Of course, it all depends how fertility changes. Ending reproductive senescence could allow people to postpone childbirth even further than they already do, lowering fertility rates further, or it could lead to people having more children throughout their greatly extended lifetimes. I suspect the former will occur, but time will tell.
the biologist in me is very confident that it’s terribly misleading to think biological ageing as a simple accumulation of damages
Oh, I hope I didn't give the impression that this was simple. One of my core points is that ageing cannot be reduced to any single target for intervention, there is no way around the fact that ageing is many-faceted and will require complex combination therapies to address. I only assert that there will be some combination of damage which, if eliminated, will elicit healthy life extension, and that we have some well educated guesses as to what those are and how to go about fixing them, and that doing so can only be good for people even if damage identified by SENS platform is not in fact comprehensive.
Counter-counter-points:
There are papers showing senescent cells in humans with signs of shortened telomeres and replicative stress (e.g. [1,2]), so I wouldn't say the Hayflick limit is nonsense or irrelevant in humans. But there is perhaps a broader point that the Hayflick limit / telomere erosion has been over-hyped as the fundamental driver of ageing. Case in point, I once talked to a guy who told me "Immortality is impossible, because: telomeres".

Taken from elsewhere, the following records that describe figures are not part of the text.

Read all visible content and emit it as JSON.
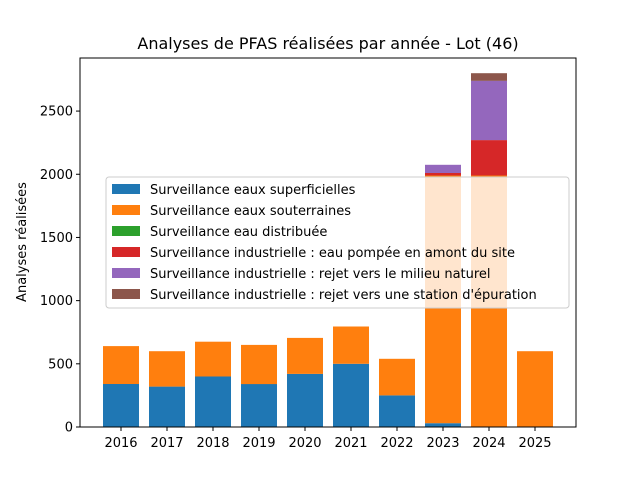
{
  "chart_data": {
    "type": "bar",
    "stacked": true,
    "title": "Analyses de PFAS réalisées par année - Lot (46)",
    "xlabel": "",
    "ylabel": "Analyses réalisées",
    "ylim": [
      0,
      2920
    ],
    "yticks": [
      0,
      500,
      1000,
      1500,
      2000,
      2500
    ],
    "grid": false,
    "legend_position": "center-left",
    "categories": [
      "2016",
      "2017",
      "2018",
      "2019",
      "2020",
      "2021",
      "2022",
      "2023",
      "2024",
      "2025"
    ],
    "series": [
      {
        "name": "Surveillance eaux superficielles",
        "color": "#1f77b4",
        "values": [
          340,
          320,
          400,
          340,
          420,
          500,
          250,
          30,
          0,
          0
        ]
      },
      {
        "name": "Surveillance eaux souterraines",
        "color": "#ff7f0e",
        "values": [
          300,
          280,
          275,
          310,
          285,
          295,
          290,
          1960,
          1990,
          600
        ]
      },
      {
        "name": "Surveillance eau distribuée",
        "color": "#2ca02c",
        "values": [
          0,
          0,
          0,
          0,
          0,
          0,
          0,
          0,
          0,
          0
        ]
      },
      {
        "name": "Surveillance industrielle : eau pompée en amont du site",
        "color": "#d62728",
        "values": [
          0,
          0,
          0,
          0,
          0,
          0,
          0,
          20,
          280,
          0
        ]
      },
      {
        "name": "Surveillance industrielle : rejet vers le milieu naturel",
        "color": "#9467bd",
        "values": [
          0,
          0,
          0,
          0,
          0,
          0,
          0,
          65,
          470,
          0
        ]
      },
      {
        "name": "Surveillance industrielle : rejet vers une station d'épuration",
        "color": "#8c564b",
        "values": [
          0,
          0,
          0,
          0,
          0,
          0,
          0,
          0,
          60,
          0
        ]
      }
    ]
  }
}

The problem is that telomere erosion tells a simple and compelling story about what ageing is, like every cell has a built-in clock that prevents us living too long. From skimming the article, the point Ray Peat seems to be making, in a rather snarky and conspiratorial way, is that it's much more complicated than that, which is true. The point I'm making in this post is that there is no primary mechanism or process which is or causes ageing. Ageing is driven by a multitude of unavoidable cellular and molecular changes, but the list is finite, and fixing it is a tractable engineering problem.